Ulcerative Colitis

Ulcerative colitis (UC) is a disease that causes inflammation and sores, called ulcers, in the lining of the rectum and colon.

Ulcerative colitis can be debilitating and sometimes can lead to life-threatening complications. While it has no known cure, treatment can greatly reduce signs and symptoms of the disease and even bring about long-term remission. Most people with ulcerative colitis receive care from a gastroenterologist, a doctor who specializes in digestive diseases.

Ulcerative colitis can occur in people of any age.

However, it is more likely to develop in people:
  • Between the ages of 15 and 30

  • Older than 60

  • Who have a family member with IBD

  • Of Jewish descent

The exact cause of ulcerative colitis is unknown. Researchers believe the following factors may play a role in causing ulcerative colitis:

  • Overactive intestinal immune system.

Scientists believe one cause of ulcerative colitis may be an abnormal immune reaction in the intestine. Researchers believe bacteria or viruses can mistakenly trigger the immune system to attack the inner lining of the large intestine. This immune system response causes the inflammation, leading to symptoms.

  • Genes.

Ulcerative colitis sometimes runs in families. Research studies have shown that certain abnormal genes may appear in people with ulcerative colitis. However, researchers have not been able to show a clear link between the abnormal genes and ulcerative colitis.

  • Environment.

Some studies suggest that certain things in the environment may increase the chance of a person getting ulcerative colitis, although the overall chance is low. Nonsteroidal anti-inflammatory drugs, antibiotics and oral contraceptives may slightly increase the chance of developing ulcerative colitis. A high-fat diet may also slightly increase the chance of getting ulcerative colitis. 
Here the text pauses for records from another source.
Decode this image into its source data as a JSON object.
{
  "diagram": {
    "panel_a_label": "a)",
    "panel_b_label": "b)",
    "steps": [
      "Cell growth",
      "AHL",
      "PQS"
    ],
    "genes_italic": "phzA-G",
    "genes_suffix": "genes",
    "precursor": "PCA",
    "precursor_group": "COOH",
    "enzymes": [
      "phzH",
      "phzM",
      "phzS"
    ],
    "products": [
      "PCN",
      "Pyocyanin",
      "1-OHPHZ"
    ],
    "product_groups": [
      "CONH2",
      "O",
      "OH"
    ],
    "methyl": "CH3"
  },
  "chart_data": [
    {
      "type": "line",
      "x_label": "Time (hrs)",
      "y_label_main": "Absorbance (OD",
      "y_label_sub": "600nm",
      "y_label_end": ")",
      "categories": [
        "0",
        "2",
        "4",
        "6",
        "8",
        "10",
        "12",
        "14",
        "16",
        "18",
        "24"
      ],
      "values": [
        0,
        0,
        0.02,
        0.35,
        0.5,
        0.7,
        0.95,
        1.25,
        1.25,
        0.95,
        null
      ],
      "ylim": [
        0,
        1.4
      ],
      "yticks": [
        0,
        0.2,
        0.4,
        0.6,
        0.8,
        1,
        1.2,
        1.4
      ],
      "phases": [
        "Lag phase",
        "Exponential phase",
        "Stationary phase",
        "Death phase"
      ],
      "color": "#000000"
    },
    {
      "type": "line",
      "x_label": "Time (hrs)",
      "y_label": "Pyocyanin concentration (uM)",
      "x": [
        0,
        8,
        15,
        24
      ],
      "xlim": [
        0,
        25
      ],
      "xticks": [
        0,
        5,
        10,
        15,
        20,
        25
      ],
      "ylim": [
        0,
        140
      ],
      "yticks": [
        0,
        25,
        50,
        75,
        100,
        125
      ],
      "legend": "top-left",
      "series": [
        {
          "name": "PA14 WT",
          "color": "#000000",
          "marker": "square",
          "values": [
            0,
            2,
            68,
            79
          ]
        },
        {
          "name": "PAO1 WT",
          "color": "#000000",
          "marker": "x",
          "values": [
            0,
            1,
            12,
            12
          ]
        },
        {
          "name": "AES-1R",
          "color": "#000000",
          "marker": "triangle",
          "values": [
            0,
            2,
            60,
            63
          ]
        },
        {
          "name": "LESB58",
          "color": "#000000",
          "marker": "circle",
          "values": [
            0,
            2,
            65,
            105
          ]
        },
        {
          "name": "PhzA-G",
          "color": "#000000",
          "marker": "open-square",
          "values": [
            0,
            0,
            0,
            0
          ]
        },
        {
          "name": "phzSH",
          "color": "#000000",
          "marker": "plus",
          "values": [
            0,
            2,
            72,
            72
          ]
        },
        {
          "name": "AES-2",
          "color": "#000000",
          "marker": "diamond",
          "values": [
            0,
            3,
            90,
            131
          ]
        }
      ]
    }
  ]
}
You may have the following signs and symptoms, depending on which part of the colon is inflamed:
  • Diarrhea, often with blood or pus

  • Abdominal pain and cramping

  • Rectal pain

  • Rectal bleeding — passing small amount of blood with stool

  • Urgency to defecate
  • Inability to defecate despite urgency
  • Weight loss
  • Fatigue
  • Fever
  • In children, failure to grow

Most people with ulcerative colitis have mild to moderate symptoms. The course of ulcerative colitis may vary, with some people having long periods of remission.

A health care provider diagnoses ulcerative colitis with the following:

  • Medical and family history

  • Physical exam

  • Lab tests

  • Endoscopies of the large intestine

A healthcare provider treats ulcerative colitis with medications and surgery. Which treatment a person needs depends on the severity of the disease and symptoms. Each person experiences ulcerative colitis differently, so health care providers adjust treatments to improve the person's symptoms and induce, or bring about, remission.